From now until likely forever, Adobe is prioritizing updates for the Creative Cloud. Last year when Adobe updated Photoshop with a slough of sweet upgrades, CC members got those upgrades immediately. Those with a disc were given a vague timeline of when they could expect that same update. Now this wasn’t done out of spite for disc users, but it was simply a product of prioritization. The two different methods of software delivery use two different sets of code. Adobe prioritized the Creative Cloud over the disc version and wanted to get that out as soon as possible. It just goes to prove Adobe’s desire to make discs obsolete.
So back to the comment about pirating, as you’re probably wondering how this prevents pirating. Directly, it doesn’t really. But because the pricing is so much less prohibitive, there will be a lot more people willing to give the Creative Cloud a shot than were willing to buy the Creative Suite.
Using the software and interfacing with the Creative Cloud is pretty straightforward. From a usability standpoint, nothing has changed. The software is still as great as ever, it’s just available to me no matter where I am. Even if I have installed the software on two computers and I need to put it on another, you can deactivate all current subscriptions on all computers and install on a new one. It’s not a permanent solution, but if you’re in a bind it’s incredibly useful. This is one huge advantage over services like iTunes. If you authorize a computer on iTunes, you can only de-authorize it from that computer. So if you can’t remember what computer you authorized, you’re kind of screwed. With the Creative Cloud, you can de-authorize all computers from any computer as long as you can log in. This probably isn’t a practice Adobe really cares for, but it’s a function that I really liked.
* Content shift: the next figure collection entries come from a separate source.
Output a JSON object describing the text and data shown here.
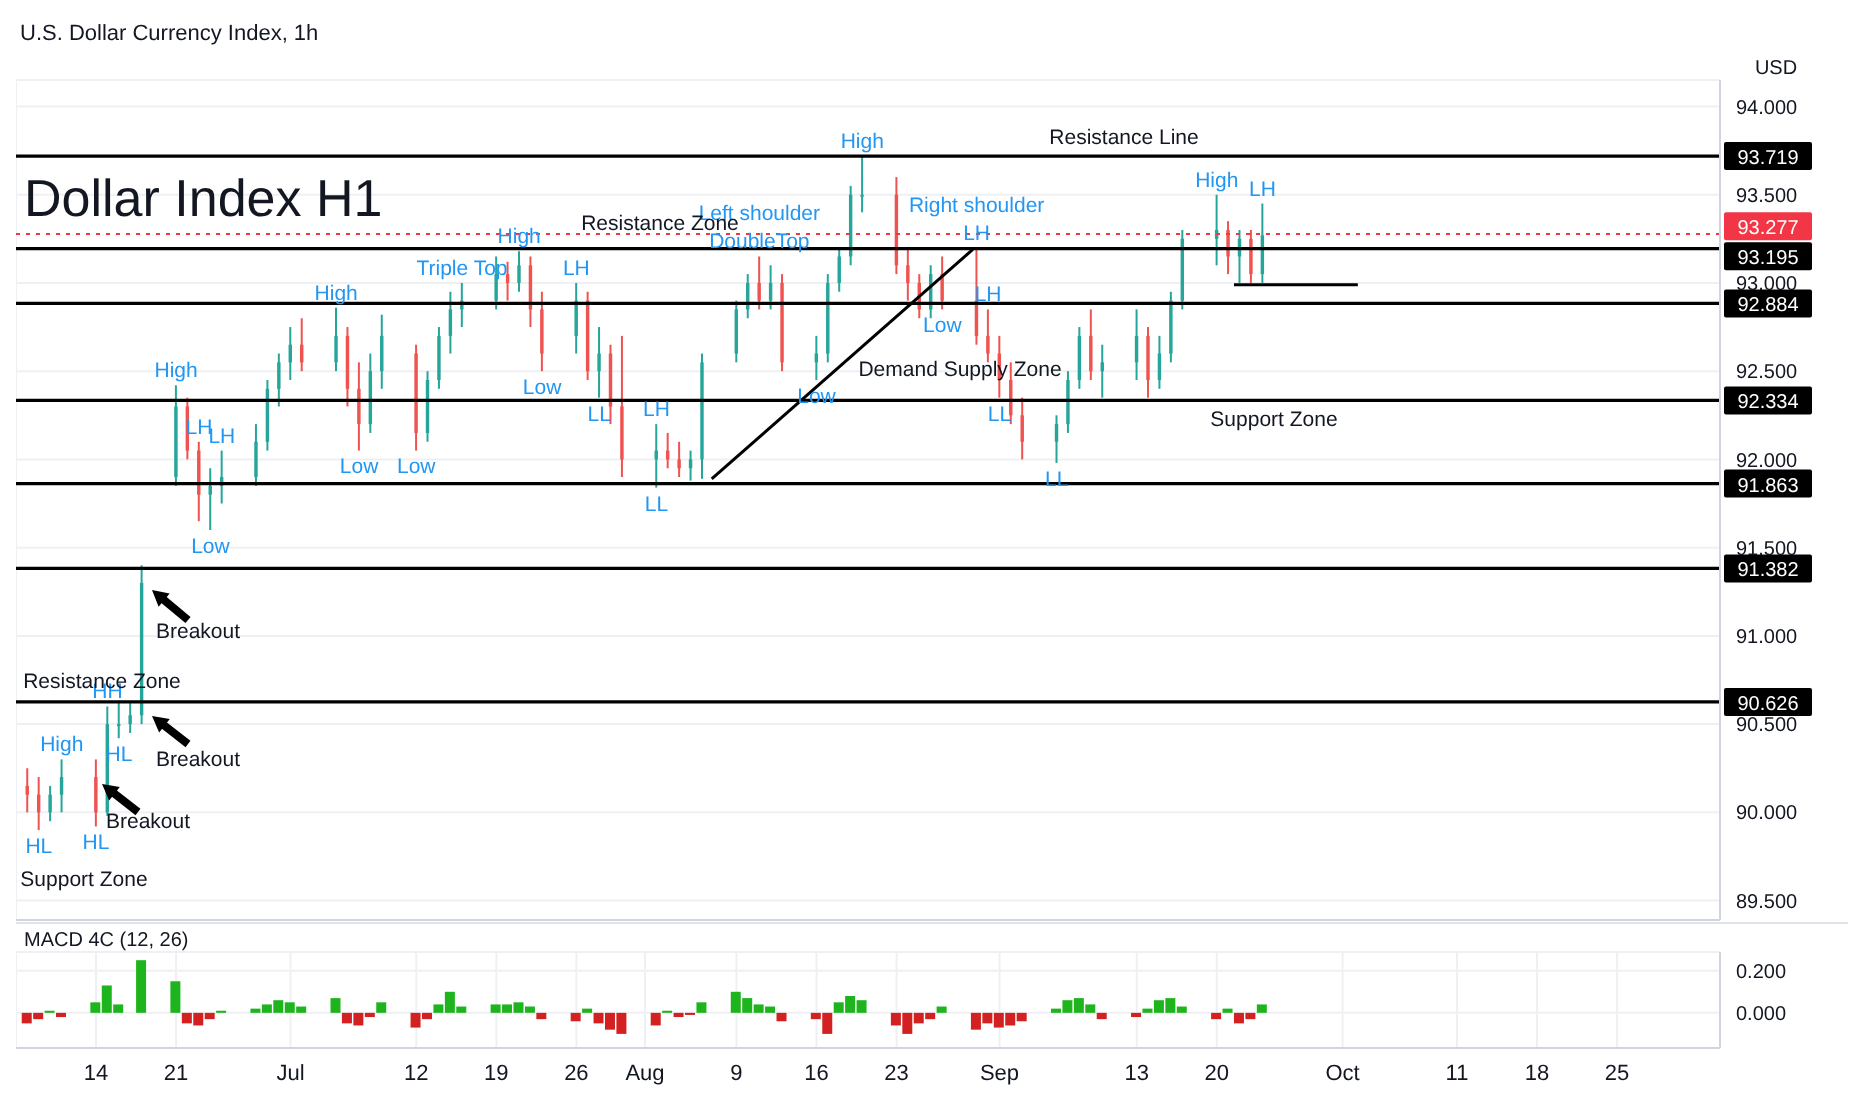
{
  "chart_data": [
    {
      "type": "candlestick",
      "subtitle": "U.S. Dollar Currency Index, 1h",
      "title": "Dollar Index H1",
      "ylabel": "USD",
      "x": [
        "--06-08",
        "--06-09",
        "--06-10",
        "--06-11",
        "--06-14",
        "--06-15",
        "--06-16",
        "--06-17",
        "--06-18",
        "--06-21",
        "--06-22",
        "--06-23",
        "--06-24",
        "--06-25",
        "--06-28",
        "--06-29",
        "--06-30",
        "--07-01",
        "--07-02",
        "--07-05",
        "--07-06",
        "--07-07",
        "--07-08",
        "--07-09",
        "--07-12",
        "--07-13",
        "--07-14",
        "--07-15",
        "--07-16",
        "--07-19",
        "--07-20",
        "--07-21",
        "--07-22",
        "--07-23",
        "--07-26",
        "--07-27",
        "--07-28",
        "--07-29",
        "--07-30",
        "--08-02",
        "--08-03",
        "--08-04",
        "--08-05",
        "--08-06",
        "--08-09",
        "--08-10",
        "--08-11",
        "--08-12",
        "--08-13",
        "--08-16",
        "--08-17",
        "--08-18",
        "--08-19",
        "--08-20",
        "--08-23",
        "--08-24",
        "--08-25",
        "--08-26",
        "--08-27",
        "--08-30",
        "--08-31",
        "--09-01",
        "--09-02",
        "--09-03",
        "--09-06",
        "--09-07",
        "--09-08",
        "--09-09",
        "--09-10",
        "--09-13",
        "--09-14",
        "--09-15",
        "--09-16",
        "--09-17",
        "--09-20",
        "--09-21",
        "--09-22",
        "--09-23",
        "--09-24"
      ],
      "ohlc": [
        [
          90.15,
          90.25,
          90.0,
          90.1
        ],
        [
          90.1,
          90.2,
          89.9,
          90.0
        ],
        [
          90.0,
          90.15,
          89.95,
          90.1
        ],
        [
          90.1,
          90.3,
          90.0,
          90.2
        ],
        [
          90.2,
          90.3,
          89.92,
          90.0
        ],
        [
          90.0,
          90.6,
          89.98,
          90.5
        ],
        [
          90.5,
          90.62,
          90.42,
          90.5
        ],
        [
          90.5,
          90.62,
          90.45,
          90.55
        ],
        [
          90.55,
          91.4,
          90.5,
          91.3
        ],
        [
          91.9,
          92.42,
          91.85,
          92.3
        ],
        [
          92.3,
          92.35,
          92.0,
          92.05
        ],
        [
          92.05,
          92.1,
          91.65,
          91.8
        ],
        [
          91.8,
          91.95,
          91.6,
          91.85
        ],
        [
          91.85,
          92.05,
          91.75,
          91.9
        ],
        [
          91.9,
          92.2,
          91.85,
          92.1
        ],
        [
          92.1,
          92.45,
          92.05,
          92.4
        ],
        [
          92.4,
          92.6,
          92.3,
          92.55
        ],
        [
          92.55,
          92.75,
          92.45,
          92.65
        ],
        [
          92.65,
          92.8,
          92.5,
          92.55
        ],
        [
          92.55,
          92.86,
          92.5,
          92.7
        ],
        [
          92.7,
          92.75,
          92.3,
          92.4
        ],
        [
          92.4,
          92.55,
          92.05,
          92.2
        ],
        [
          92.2,
          92.6,
          92.15,
          92.5
        ],
        [
          92.5,
          92.82,
          92.4,
          92.7
        ],
        [
          92.6,
          92.65,
          92.05,
          92.15
        ],
        [
          92.15,
          92.5,
          92.1,
          92.45
        ],
        [
          92.45,
          92.75,
          92.4,
          92.7
        ],
        [
          92.7,
          92.95,
          92.6,
          92.85
        ],
        [
          92.85,
          93.0,
          92.75,
          92.9
        ],
        [
          92.9,
          93.15,
          92.85,
          93.05
        ],
        [
          93.05,
          93.12,
          92.9,
          93.0
        ],
        [
          93.0,
          93.18,
          92.95,
          93.1
        ],
        [
          93.1,
          93.15,
          92.75,
          92.85
        ],
        [
          92.85,
          92.95,
          92.5,
          92.6
        ],
        [
          92.7,
          93.0,
          92.6,
          92.9
        ],
        [
          92.9,
          92.95,
          92.45,
          92.5
        ],
        [
          92.5,
          92.75,
          92.35,
          92.6
        ],
        [
          92.6,
          92.65,
          92.2,
          92.3
        ],
        [
          92.3,
          92.7,
          91.9,
          92.0
        ],
        [
          92.0,
          92.2,
          91.84,
          92.05
        ],
        [
          92.05,
          92.15,
          91.95,
          92.0
        ],
        [
          92.0,
          92.1,
          91.9,
          91.95
        ],
        [
          91.95,
          92.05,
          91.88,
          92.0
        ],
        [
          92.0,
          92.6,
          91.89,
          92.55
        ],
        [
          92.6,
          92.9,
          92.55,
          92.85
        ],
        [
          92.85,
          93.05,
          92.8,
          93.0
        ],
        [
          93.0,
          93.15,
          92.85,
          92.9
        ],
        [
          92.9,
          93.1,
          92.85,
          93.0
        ],
        [
          93.0,
          93.05,
          92.5,
          92.55
        ],
        [
          92.55,
          92.7,
          92.45,
          92.6
        ],
        [
          92.6,
          93.05,
          92.55,
          93.0
        ],
        [
          93.0,
          93.2,
          92.95,
          93.15
        ],
        [
          93.15,
          93.55,
          93.1,
          93.5
        ],
        [
          93.5,
          93.72,
          93.4,
          93.5
        ],
        [
          93.5,
          93.6,
          93.05,
          93.1
        ],
        [
          93.1,
          93.2,
          92.9,
          93.0
        ],
        [
          93.0,
          93.05,
          92.8,
          92.85
        ],
        [
          92.85,
          93.1,
          92.8,
          93.05
        ],
        [
          93.05,
          93.15,
          92.85,
          92.9
        ],
        [
          92.9,
          93.2,
          92.65,
          92.7
        ],
        [
          92.7,
          92.85,
          92.55,
          92.6
        ],
        [
          92.6,
          92.7,
          92.35,
          92.45
        ],
        [
          92.45,
          92.55,
          92.2,
          92.25
        ],
        [
          92.25,
          92.35,
          92.0,
          92.1
        ],
        [
          92.1,
          92.25,
          91.98,
          92.2
        ],
        [
          92.2,
          92.5,
          92.15,
          92.45
        ],
        [
          92.45,
          92.75,
          92.4,
          92.7
        ],
        [
          92.7,
          92.85,
          92.45,
          92.5
        ],
        [
          92.5,
          92.65,
          92.35,
          92.55
        ],
        [
          92.55,
          92.85,
          92.45,
          92.7
        ],
        [
          92.7,
          92.75,
          92.35,
          92.45
        ],
        [
          92.45,
          92.7,
          92.4,
          92.6
        ],
        [
          92.6,
          92.95,
          92.55,
          92.9
        ],
        [
          92.9,
          93.3,
          92.85,
          93.25
        ],
        [
          93.25,
          93.5,
          93.1,
          93.3
        ],
        [
          93.3,
          93.35,
          93.05,
          93.15
        ],
        [
          93.15,
          93.3,
          93.0,
          93.25
        ],
        [
          93.25,
          93.3,
          93.0,
          93.05
        ],
        [
          93.05,
          93.45,
          93.0,
          93.27
        ]
      ],
      "colors": [
        "#ef5350",
        "#ef5350",
        "#26a69a",
        "#26a69a",
        "#ef5350",
        "#26a69a",
        "#26a69a",
        "#26a69a",
        "#26a69a",
        "#26a69a",
        "#ef5350",
        "#ef5350",
        "#26a69a",
        "#26a69a",
        "#26a69a",
        "#26a69a",
        "#26a69a",
        "#26a69a",
        "#ef5350",
        "#26a69a",
        "#ef5350",
        "#ef5350",
        "#26a69a",
        "#26a69a",
        "#ef5350",
        "#26a69a",
        "#26a69a",
        "#26a69a",
        "#26a69a",
        "#26a69a",
        "#ef5350",
        "#26a69a",
        "#ef5350",
        "#ef5350",
        "#26a69a",
        "#ef5350",
        "#26a69a",
        "#ef5350",
        "#ef5350",
        "#26a69a",
        "#ef5350",
        "#ef5350",
        "#26a69a",
        "#26a69a",
        "#26a69a",
        "#26a69a",
        "#ef5350",
        "#26a69a",
        "#ef5350",
        "#26a69a",
        "#26a69a",
        "#26a69a",
        "#26a69a",
        "#26a69a",
        "#ef5350",
        "#ef5350",
        "#ef5350",
        "#26a69a",
        "#ef5350",
        "#ef5350",
        "#ef5350",
        "#ef5350",
        "#ef5350",
        "#ef5350",
        "#26a69a",
        "#26a69a",
        "#26a69a",
        "#ef5350",
        "#26a69a",
        "#26a69a",
        "#ef5350",
        "#26a69a",
        "#26a69a",
        "#26a69a",
        "#26a69a",
        "#ef5350",
        "#26a69a",
        "#ef5350",
        "#26a69a"
      ],
      "series": [
        {
          "type": "line",
          "color": "#000000",
          "x": [
            "--08-06T20:00",
            "--08-29T16:00"
          ],
          "values": [
            91.89,
            93.19
          ]
        },
        {
          "type": "line",
          "color": "#000000",
          "x": [
            "--09-21T12:00",
            "--10-02T08:00"
          ],
          "values": [
            92.99,
            92.99
          ]
        }
      ],
      "xlim": [
        "--06-07",
        "--11-03"
      ],
      "xticks": [
        {
          "value": "--06-14",
          "label": "14"
        },
        {
          "value": "--06-21",
          "label": "21"
        },
        {
          "value": "--07-01",
          "label": "Jul"
        },
        {
          "value": "--07-12",
          "label": "12"
        },
        {
          "value": "--07-19",
          "label": "19"
        },
        {
          "value": "--07-26",
          "label": "26"
        },
        {
          "value": "--08-01",
          "label": "Aug"
        },
        {
          "value": "--08-09",
          "label": "9"
        },
        {
          "value": "--08-16",
          "label": "16"
        },
        {
          "value": "--08-23",
          "label": "23"
        },
        {
          "value": "--09-01",
          "label": "Sep"
        },
        {
          "value": "--09-13",
          "label": "13"
        },
        {
          "value": "--09-20",
          "label": "20"
        },
        {
          "value": "--10-01",
          "label": "Oct"
        },
        {
          "value": "--10-11",
          "label": "11"
        },
        {
          "value": "--10-18",
          "label": "18"
        },
        {
          "value": "--10-25",
          "label": "25"
        }
      ],
      "ylim": [
        89.39,
        94.15
      ],
      "yticks": [
        {
          "value": 89.5,
          "label": "89.500"
        },
        {
          "value": 90,
          "label": "90.000"
        },
        {
          "value": 90.5,
          "label": "90.500"
        },
        {
          "value": 91,
          "label": "91.000"
        },
        {
          "value": 91.5,
          "label": "91.500"
        },
        {
          "value": 92,
          "label": "92.000"
        },
        {
          "value": 92.5,
          "label": "92.500"
        },
        {
          "value": 93,
          "label": "93.000"
        },
        {
          "value": 93.5,
          "label": "93.500"
        },
        {
          "value": 94,
          "label": "94.000"
        }
      ],
      "grid": true,
      "tick_labels": "y",
      "ref_lines": [
        {
          "axis": "y",
          "value": 93.719,
          "label": "93.719",
          "color": "#000000"
        },
        {
          "axis": "y",
          "value": 93.277,
          "label": "93.277",
          "color": "#f23645",
          "line_style": "dotted"
        },
        {
          "axis": "y",
          "value": 93.195,
          "label": "93.195",
          "color": "#000000"
        },
        {
          "axis": "y",
          "value": 92.884,
          "label": "92.884",
          "color": "#000000"
        },
        {
          "axis": "y",
          "value": 92.334,
          "label": "92.334",
          "color": "#000000"
        },
        {
          "axis": "y",
          "value": 91.863,
          "label": "91.863",
          "color": "#000000"
        },
        {
          "axis": "y",
          "value": 91.382,
          "label": "91.382",
          "color": "#000000"
        },
        {
          "axis": "y",
          "value": 90.626,
          "label": "90.626",
          "color": "#000000"
        }
      ],
      "annotations": [
        "Resistance Zone",
        "Resistance Line",
        "Demand Supply Zone",
        "Support Zone",
        "Breakout",
        "Breakout",
        "Breakout",
        "Resistance Zone",
        "Support Zone",
        {
          "text": "HL",
          "x": "--06-09",
          "y": 89.9
        },
        {
          "text": "High",
          "x": "--06-11",
          "y": 90.3
        },
        {
          "text": "HL",
          "x": "--06-14",
          "y": 89.92
        },
        {
          "text": "HH",
          "x": "--06-15",
          "y": 90.6
        },
        {
          "text": "HL",
          "x": "--06-16",
          "y": 90.42
        },
        {
          "text": "High",
          "x": "--06-21",
          "y": 92.42
        },
        {
          "text": "LH",
          "x": "--06-23",
          "y": 92.1
        },
        {
          "text": "Low",
          "x": "--06-24",
          "y": 91.6
        },
        {
          "text": "LH",
          "x": "--06-25",
          "y": 92.05
        },
        {
          "text": "High",
          "x": "--07-05",
          "y": 92.86
        },
        {
          "text": "Low",
          "x": "--07-07",
          "y": 92.05
        },
        {
          "text": "Low",
          "x": "--07-12",
          "y": 92.05
        },
        {
          "text": "Triple Top",
          "x": "--07-16",
          "y": 93.0
        },
        {
          "text": "High",
          "x": "--07-21",
          "y": 93.18
        },
        {
          "text": "Low",
          "x": "--07-23",
          "y": 92.5
        },
        {
          "text": "LH",
          "x": "--07-26",
          "y": 93.0
        },
        {
          "text": "LL",
          "x": "--07-28",
          "y": 92.35
        },
        {
          "text": "LH",
          "x": "--08-02",
          "y": 92.2
        },
        {
          "text": "LL",
          "x": "--08-02",
          "y": 91.84
        },
        {
          "text": "DoubleTop",
          "x": "--08-11",
          "y": 93.15
        },
        {
          "text": "Left shoulder",
          "x": "--08-11",
          "y": 93.15
        },
        {
          "text": "Low",
          "x": "--08-16",
          "y": 92.45
        },
        {
          "text": "High",
          "x": "--08-20",
          "y": 93.72
        },
        {
          "text": "Low",
          "x": "--08-27",
          "y": 92.85
        },
        {
          "text": "LH",
          "x": "--08-30",
          "y": 93.2
        },
        {
          "text": "Right shoulder",
          "x": "--08-30",
          "y": 93.2
        },
        {
          "text": "LH",
          "x": "--08-31",
          "y": 92.85
        },
        {
          "text": "LL",
          "x": "--09-01",
          "y": 92.35
        },
        {
          "text": "LL",
          "x": "--09-06",
          "y": 91.98
        },
        {
          "text": "High",
          "x": "--09-20",
          "y": 93.5
        },
        {
          "text": "LH",
          "x": "--09-24",
          "y": 93.45
        }
      ]
    },
    {
      "type": "bar",
      "title": "MACD 4C (12, 26)",
      "x": [
        "--06-08",
        "--06-09",
        "--06-10",
        "--06-11",
        "--06-14",
        "--06-15",
        "--06-16",
        "--06-17",
        "--06-18",
        "--06-21",
        "--06-22",
        "--06-23",
        "--06-24",
        "--06-25",
        "--06-28",
        "--06-29",
        "--06-30",
        "--07-01",
        "--07-02",
        "--07-05",
        "--07-06",
        "--07-07",
        "--07-08",
        "--07-09",
        "--07-12",
        "--07-13",
        "--07-14",
        "--07-15",
        "--07-16",
        "--07-19",
        "--07-20",
        "--07-21",
        "--07-22",
        "--07-23",
        "--07-26",
        "--07-27",
        "--07-28",
        "--07-29",
        "--07-30",
        "--08-02",
        "--08-03",
        "--08-04",
        "--08-05",
        "--08-06",
        "--08-09",
        "--08-10",
        "--08-11",
        "--08-12",
        "--08-13",
        "--08-16",
        "--08-17",
        "--08-18",
        "--08-19",
        "--08-20",
        "--08-23",
        "--08-24",
        "--08-25",
        "--08-26",
        "--08-27",
        "--08-30",
        "--08-31",
        "--09-01",
        "--09-02",
        "--09-03",
        "--09-06",
        "--09-07",
        "--09-08",
        "--09-09",
        "--09-10",
        "--09-13",
        "--09-14",
        "--09-15",
        "--09-16",
        "--09-17",
        "--09-20",
        "--09-21",
        "--09-22",
        "--09-23",
        "--09-24"
      ],
      "values": [
        -0.05,
        -0.03,
        0.01,
        -0.02,
        0.05,
        0.13,
        0.04,
        0.0,
        0.25,
        0.15,
        -0.05,
        -0.06,
        -0.03,
        0.01,
        0.02,
        0.04,
        0.06,
        0.05,
        0.03,
        0.07,
        -0.05,
        -0.06,
        -0.02,
        0.05,
        -0.07,
        -0.03,
        0.04,
        0.1,
        0.03,
        0.04,
        0.04,
        0.05,
        0.03,
        -0.03,
        -0.04,
        0.02,
        -0.05,
        -0.08,
        -0.1,
        -0.06,
        0.01,
        -0.02,
        -0.01,
        0.05,
        0.1,
        0.07,
        0.04,
        0.03,
        -0.04,
        -0.03,
        -0.1,
        0.05,
        0.08,
        0.06,
        -0.06,
        -0.1,
        -0.05,
        -0.03,
        0.03,
        -0.08,
        -0.05,
        -0.07,
        -0.06,
        -0.04,
        0.02,
        0.06,
        0.07,
        0.04,
        -0.03,
        -0.02,
        0.02,
        0.06,
        0.07,
        0.03,
        -0.03,
        0.02,
        -0.05,
        -0.03,
        0.04
      ],
      "colors": [
        "#d32020",
        "#d32020",
        "#1db41d",
        "#d32020",
        "#1db41d",
        "#1db41d",
        "#1db41d",
        "#1db41d",
        "#1db41d",
        "#1db41d",
        "#d32020",
        "#d32020",
        "#d32020",
        "#1db41d",
        "#1db41d",
        "#1db41d",
        "#1db41d",
        "#1db41d",
        "#1db41d",
        "#1db41d",
        "#d32020",
        "#d32020",
        "#d32020",
        "#1db41d",
        "#d32020",
        "#d32020",
        "#1db41d",
        "#1db41d",
        "#1db41d",
        "#1db41d",
        "#1db41d",
        "#1db41d",
        "#1db41d",
        "#d32020",
        "#d32020",
        "#1db41d",
        "#d32020",
        "#d32020",
        "#d32020",
        "#d32020",
        "#1db41d",
        "#d32020",
        "#d32020",
        "#1db41d",
        "#1db41d",
        "#1db41d",
        "#1db41d",
        "#1db41d",
        "#d32020",
        "#d32020",
        "#d32020",
        "#1db41d",
        "#1db41d",
        "#1db41d",
        "#d32020",
        "#d32020",
        "#d32020",
        "#d32020",
        "#1db41d",
        "#d32020",
        "#d32020",
        "#d32020",
        "#d32020",
        "#d32020",
        "#1db41d",
        "#1db41d",
        "#1db41d",
        "#1db41d",
        "#d32020",
        "#d32020",
        "#1db41d",
        "#1db41d",
        "#1db41d",
        "#1db41d",
        "#d32020",
        "#1db41d",
        "#d32020",
        "#d32020",
        "#1db41d"
      ],
      "xlim": [
        "--06-07",
        "--11-03"
      ],
      "xticks": [
        {
          "value": "--06-14",
          "label": "14"
        },
        {
          "value": "--06-21",
          "label": "21"
        },
        {
          "value": "--07-01",
          "label": "Jul"
        },
        {
          "value": "--07-12",
          "label": "12"
        },
        {
          "value": "--07-19",
          "label": "19"
        },
        {
          "value": "--07-26",
          "label": "26"
        },
        {
          "value": "--08-01",
          "label": "Aug"
        },
        {
          "value": "--08-09",
          "label": "9"
        },
        {
          "value": "--08-16",
          "label": "16"
        },
        {
          "value": "--08-23",
          "label": "23"
        },
        {
          "value": "--09-01",
          "label": "Sep"
        },
        {
          "value": "--09-13",
          "label": "13"
        },
        {
          "value": "--09-20",
          "label": "20"
        },
        {
          "value": "--10-01",
          "label": "Oct"
        },
        {
          "value": "--10-11",
          "label": "11"
        },
        {
          "value": "--10-18",
          "label": "18"
        },
        {
          "value": "--10-25",
          "label": "25"
        }
      ],
      "ylim": [
        -0.167,
        0.289
      ],
      "yticks": [
        {
          "value": 0,
          "label": "0.000"
        },
        {
          "value": 0.2,
          "label": "0.200"
        }
      ],
      "grid": true
    }
  ]
}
One other benefit of the Creative Cloud is access to a massive training library with a huge number of videos. If you’re stuck, there is a tutorial here for you.
What I liked:
Easy of use
Plethora of programs
Speed of updates
Price point of service
Massive tutorial library
What could use improvement:
Requiring a year commitment to get the best price
Sure, the idea of paying a monthly fee bothers a lot of people. Hopefully the math I went through above makes this a little easier since stubbornly digging in your feet and opting for the disc version isn’t the most fiscally responsible decision. Maybe you feel like you actually own the software this way, and I understand that. Maybe you don’t trust Adobe for various reasons including the shady, dodgy way that the CEO avoids talking about real issues. I get that too. But despite all the flaws and downsides to using the Creative Cloud, it works. It is truly an excellent product delivery system. Having access to any program in the Adobe library instantly is just a good feeling. There was a time that Lee and Pat needed Premiere right away, as they were traveling and were having issues with their computers. They needed to reinstall Premiere and couldn’t until they found a store that happened to carry the disc. With the Creative Cloud, reinstalling takes a couple minutes. Zero stress. Zero hassle. Could have spent a lot more time editing and a lot less time trying to find a physical copy of the disc. In the end, that’s what it’s about right? If the software and delivery of that software makes your life easier, it’s a good thing right? That’s what you should focus on when contemplating the Creative Cloud, because it does make your life easier. I’m comfortable saying that the Creative Cloud is better for Adobe and better for the consumers. It’s a great service, and one I’ll continue to use.